Semantic Web dashboard usability evaluation

Semantic Web technologies have a steep learning curve which can present an obstacle for non-technical researchers when trying to access and explore the data for their needs. Visualization tools and analytical platforms operating on top of Semantic Web architectures can support accessing and exploring Linked Data for non-technical or non-domain expert users by aiding query formulation in an intelligible manner [ 5 ]. A dashboard approach with multiple coordinated views offers advantages for statistical data including the integration of multiple data sources, details of the underlying data, a flexible data analysis layer and a reusable framework [ 16, 18, 3 ]. Furthermore, a user-centred approach to dashboard design provides an easy and intuitive interface to be used by a focused group [ 16, 18, 3, 11 ] and the use of standard usability evaluation with standard post questionnaires enables comparison of prototype tools with later versions of the tool, as well as with other tools.

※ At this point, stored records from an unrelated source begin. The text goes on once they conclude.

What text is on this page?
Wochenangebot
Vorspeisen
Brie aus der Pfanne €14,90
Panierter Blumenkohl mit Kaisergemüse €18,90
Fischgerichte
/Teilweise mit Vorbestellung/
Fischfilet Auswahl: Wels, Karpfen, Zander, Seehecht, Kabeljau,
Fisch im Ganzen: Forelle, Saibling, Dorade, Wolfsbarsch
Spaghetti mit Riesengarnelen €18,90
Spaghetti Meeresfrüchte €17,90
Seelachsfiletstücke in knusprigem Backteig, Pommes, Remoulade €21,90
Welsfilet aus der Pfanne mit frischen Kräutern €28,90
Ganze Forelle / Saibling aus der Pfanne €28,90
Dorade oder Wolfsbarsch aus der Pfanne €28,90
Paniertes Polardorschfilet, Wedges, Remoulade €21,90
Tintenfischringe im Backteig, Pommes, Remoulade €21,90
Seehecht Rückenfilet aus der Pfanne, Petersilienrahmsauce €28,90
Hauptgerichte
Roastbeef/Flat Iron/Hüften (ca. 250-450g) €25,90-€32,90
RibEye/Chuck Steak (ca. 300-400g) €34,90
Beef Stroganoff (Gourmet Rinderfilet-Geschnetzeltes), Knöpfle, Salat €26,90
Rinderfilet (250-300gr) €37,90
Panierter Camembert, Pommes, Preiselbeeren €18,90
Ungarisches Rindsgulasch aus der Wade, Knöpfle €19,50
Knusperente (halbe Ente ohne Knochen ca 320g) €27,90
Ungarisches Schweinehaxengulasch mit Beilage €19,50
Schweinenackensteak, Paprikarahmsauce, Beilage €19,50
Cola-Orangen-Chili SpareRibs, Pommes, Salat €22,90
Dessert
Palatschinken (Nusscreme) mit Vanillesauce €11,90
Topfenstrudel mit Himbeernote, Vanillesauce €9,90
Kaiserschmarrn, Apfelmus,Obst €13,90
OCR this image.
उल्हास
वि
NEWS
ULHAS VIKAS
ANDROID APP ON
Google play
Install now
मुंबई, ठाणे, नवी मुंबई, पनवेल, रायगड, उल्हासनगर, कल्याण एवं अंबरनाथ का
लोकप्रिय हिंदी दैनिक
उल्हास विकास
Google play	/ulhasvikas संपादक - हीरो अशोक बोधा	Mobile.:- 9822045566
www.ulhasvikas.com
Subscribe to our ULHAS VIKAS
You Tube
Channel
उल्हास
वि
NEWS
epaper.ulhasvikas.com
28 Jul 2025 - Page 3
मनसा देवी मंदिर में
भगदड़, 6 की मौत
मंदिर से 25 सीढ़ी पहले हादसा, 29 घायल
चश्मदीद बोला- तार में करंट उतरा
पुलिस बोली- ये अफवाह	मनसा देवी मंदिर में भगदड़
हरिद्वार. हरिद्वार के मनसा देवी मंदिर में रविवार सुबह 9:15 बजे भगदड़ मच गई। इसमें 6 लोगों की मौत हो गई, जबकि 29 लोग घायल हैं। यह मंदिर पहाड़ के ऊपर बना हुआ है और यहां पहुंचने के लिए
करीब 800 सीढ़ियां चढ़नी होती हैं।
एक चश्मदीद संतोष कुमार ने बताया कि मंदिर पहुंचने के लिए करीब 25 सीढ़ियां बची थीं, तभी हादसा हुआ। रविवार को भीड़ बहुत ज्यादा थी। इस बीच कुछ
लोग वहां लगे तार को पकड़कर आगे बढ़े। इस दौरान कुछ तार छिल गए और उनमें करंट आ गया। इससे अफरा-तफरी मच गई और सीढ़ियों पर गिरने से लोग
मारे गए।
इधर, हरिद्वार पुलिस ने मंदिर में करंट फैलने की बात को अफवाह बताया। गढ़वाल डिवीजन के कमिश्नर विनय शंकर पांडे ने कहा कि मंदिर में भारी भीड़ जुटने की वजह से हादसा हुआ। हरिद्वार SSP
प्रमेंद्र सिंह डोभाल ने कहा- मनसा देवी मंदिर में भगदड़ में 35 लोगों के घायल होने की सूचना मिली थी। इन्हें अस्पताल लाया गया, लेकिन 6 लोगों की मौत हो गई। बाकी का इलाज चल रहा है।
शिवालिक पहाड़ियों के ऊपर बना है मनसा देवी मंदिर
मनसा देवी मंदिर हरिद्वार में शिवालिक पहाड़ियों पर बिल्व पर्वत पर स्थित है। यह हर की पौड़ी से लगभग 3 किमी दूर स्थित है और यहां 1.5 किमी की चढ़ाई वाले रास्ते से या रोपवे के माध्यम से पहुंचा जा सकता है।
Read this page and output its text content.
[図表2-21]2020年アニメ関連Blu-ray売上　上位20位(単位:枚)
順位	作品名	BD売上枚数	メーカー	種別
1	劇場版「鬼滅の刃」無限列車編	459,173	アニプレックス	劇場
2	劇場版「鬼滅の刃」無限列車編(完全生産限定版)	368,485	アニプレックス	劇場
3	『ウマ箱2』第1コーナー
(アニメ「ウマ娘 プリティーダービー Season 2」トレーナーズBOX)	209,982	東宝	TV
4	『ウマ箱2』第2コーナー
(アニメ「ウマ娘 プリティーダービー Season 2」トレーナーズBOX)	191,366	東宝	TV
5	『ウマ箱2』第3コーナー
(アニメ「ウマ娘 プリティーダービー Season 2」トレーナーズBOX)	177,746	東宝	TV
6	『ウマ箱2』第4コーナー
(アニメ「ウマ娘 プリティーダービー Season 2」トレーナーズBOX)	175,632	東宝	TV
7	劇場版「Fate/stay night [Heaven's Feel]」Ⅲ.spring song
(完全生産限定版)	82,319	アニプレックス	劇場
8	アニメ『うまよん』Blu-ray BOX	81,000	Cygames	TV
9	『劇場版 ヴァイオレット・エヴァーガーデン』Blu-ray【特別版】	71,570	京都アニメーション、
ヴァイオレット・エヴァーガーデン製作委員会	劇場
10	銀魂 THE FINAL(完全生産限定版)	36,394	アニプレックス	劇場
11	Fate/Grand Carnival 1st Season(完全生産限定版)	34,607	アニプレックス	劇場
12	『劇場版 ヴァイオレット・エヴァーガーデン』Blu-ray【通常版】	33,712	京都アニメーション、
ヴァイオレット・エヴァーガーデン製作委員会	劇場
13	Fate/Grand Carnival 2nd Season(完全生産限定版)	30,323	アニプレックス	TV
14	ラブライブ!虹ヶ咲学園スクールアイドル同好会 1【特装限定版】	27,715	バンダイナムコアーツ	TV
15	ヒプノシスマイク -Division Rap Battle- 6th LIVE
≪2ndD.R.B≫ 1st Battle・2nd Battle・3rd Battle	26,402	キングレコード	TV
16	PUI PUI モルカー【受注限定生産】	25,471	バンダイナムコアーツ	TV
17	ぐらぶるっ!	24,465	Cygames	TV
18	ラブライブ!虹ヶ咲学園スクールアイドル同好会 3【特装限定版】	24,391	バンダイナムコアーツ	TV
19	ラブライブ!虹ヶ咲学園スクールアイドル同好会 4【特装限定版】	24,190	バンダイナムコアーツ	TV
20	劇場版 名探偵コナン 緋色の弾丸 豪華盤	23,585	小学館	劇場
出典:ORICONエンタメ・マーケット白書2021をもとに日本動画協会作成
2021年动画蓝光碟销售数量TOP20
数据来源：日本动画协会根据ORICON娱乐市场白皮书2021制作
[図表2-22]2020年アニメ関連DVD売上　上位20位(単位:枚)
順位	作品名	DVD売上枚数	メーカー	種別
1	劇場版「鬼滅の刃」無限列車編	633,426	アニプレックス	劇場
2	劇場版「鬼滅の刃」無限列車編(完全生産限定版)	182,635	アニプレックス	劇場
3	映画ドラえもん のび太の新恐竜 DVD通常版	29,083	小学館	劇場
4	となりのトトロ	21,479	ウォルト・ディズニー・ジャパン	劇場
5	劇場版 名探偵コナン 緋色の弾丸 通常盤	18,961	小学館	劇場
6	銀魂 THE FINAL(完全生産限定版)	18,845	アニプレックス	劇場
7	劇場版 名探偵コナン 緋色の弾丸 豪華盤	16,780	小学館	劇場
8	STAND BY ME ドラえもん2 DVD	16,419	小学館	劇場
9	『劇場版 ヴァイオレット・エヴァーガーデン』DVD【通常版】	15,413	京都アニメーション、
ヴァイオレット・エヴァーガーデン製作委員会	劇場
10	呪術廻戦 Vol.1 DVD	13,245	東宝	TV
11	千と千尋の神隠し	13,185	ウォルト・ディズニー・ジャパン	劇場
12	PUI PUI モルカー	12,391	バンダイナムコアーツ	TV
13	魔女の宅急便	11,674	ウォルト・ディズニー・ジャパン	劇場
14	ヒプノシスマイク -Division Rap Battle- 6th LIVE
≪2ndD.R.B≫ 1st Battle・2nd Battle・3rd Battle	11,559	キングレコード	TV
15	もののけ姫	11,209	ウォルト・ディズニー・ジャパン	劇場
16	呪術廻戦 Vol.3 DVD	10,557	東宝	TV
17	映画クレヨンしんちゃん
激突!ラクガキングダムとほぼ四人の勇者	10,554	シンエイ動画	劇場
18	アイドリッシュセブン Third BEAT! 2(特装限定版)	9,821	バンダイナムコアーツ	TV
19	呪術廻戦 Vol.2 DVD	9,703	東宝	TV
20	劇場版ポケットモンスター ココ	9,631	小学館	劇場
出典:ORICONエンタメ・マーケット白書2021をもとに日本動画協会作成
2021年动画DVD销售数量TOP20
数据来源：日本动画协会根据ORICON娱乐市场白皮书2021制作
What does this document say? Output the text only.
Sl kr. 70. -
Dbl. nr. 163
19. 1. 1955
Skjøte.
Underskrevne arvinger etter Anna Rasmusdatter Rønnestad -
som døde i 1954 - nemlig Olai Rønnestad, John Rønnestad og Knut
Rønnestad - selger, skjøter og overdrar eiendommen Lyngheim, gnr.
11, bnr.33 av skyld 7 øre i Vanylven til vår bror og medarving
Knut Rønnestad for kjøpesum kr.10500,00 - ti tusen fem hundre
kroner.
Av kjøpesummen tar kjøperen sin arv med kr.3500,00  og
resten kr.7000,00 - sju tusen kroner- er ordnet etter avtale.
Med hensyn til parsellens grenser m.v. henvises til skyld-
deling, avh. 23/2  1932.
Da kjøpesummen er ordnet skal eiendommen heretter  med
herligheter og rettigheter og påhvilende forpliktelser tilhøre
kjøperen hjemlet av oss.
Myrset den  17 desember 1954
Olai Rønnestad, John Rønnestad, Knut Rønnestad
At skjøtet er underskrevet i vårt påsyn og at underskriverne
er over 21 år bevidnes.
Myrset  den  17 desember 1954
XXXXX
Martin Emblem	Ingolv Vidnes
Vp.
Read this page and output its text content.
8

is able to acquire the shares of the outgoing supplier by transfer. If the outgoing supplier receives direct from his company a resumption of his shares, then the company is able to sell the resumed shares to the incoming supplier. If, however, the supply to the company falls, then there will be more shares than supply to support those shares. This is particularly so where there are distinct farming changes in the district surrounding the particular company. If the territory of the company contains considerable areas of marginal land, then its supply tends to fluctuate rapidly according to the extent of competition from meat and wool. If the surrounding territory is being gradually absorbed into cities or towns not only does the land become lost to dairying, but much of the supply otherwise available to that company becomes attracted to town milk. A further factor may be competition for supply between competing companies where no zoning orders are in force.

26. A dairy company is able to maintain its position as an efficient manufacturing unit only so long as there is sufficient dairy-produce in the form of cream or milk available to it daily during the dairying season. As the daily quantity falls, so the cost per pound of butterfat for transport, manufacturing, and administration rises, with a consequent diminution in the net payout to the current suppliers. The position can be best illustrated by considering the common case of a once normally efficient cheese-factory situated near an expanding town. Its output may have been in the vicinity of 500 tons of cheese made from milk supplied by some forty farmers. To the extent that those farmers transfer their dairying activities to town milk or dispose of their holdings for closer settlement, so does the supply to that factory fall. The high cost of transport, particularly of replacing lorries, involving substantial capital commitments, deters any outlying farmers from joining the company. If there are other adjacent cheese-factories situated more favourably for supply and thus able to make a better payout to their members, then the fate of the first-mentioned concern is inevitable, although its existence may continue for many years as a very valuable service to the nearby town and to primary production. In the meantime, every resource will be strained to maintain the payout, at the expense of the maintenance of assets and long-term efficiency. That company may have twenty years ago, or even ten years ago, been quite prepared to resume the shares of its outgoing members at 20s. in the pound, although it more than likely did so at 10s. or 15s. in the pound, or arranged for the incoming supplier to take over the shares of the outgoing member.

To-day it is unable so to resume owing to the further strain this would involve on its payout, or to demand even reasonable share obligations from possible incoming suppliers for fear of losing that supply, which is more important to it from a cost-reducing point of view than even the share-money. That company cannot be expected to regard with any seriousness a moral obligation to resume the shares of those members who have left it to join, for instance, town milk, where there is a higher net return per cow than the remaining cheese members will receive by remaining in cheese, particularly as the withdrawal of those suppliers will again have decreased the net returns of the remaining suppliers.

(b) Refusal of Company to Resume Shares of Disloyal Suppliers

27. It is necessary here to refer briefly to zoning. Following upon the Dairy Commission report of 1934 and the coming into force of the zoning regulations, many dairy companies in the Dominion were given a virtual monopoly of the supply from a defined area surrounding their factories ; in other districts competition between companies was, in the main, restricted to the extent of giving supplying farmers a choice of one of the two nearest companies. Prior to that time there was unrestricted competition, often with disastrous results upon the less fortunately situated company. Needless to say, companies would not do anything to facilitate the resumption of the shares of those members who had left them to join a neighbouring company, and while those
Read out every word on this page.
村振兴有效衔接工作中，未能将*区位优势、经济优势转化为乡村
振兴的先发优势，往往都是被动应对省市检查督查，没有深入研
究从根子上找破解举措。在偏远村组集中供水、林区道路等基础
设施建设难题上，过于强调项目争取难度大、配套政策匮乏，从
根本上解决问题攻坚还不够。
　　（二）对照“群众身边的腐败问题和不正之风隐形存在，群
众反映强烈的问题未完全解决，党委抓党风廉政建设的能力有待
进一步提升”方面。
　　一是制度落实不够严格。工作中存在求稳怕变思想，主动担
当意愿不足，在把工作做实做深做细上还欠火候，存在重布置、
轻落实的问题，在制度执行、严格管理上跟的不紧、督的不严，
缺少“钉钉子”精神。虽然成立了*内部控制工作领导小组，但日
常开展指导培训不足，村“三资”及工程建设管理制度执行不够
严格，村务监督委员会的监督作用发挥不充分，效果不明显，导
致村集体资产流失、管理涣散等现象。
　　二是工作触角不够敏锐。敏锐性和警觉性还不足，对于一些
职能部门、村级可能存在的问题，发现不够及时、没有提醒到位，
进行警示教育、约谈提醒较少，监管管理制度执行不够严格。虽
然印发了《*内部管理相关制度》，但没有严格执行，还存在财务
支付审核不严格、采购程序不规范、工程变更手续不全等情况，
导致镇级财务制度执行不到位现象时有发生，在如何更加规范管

At the moment, typically clinician researchers require knowledge engineers to access, explore and retrieve data that they are interested in from datasets when implemented using standard Semantic Web technologies. Therefore, there is an opportunity to propose a semantic analytical platform following a user-centred approach. In particular, health related statisticians or a clinician with statistical experience (hereafter clinician researchers) lack tools to explore clinical and environmental linked data, which will be used as input to train their models (described further in the Section 3).

This paper outlines the design of the Semantic Combining for Exploration of Environmental and Disease data (SCEED) dashboard, an initial visual tool designed to be used by clinician researchers to explore and retrieve combined environmental and disease data for further analysis. The contribution of this paper is the SCEED dashboard itself along with an initial evaluation of the usability and effectiveness through a standard usability test.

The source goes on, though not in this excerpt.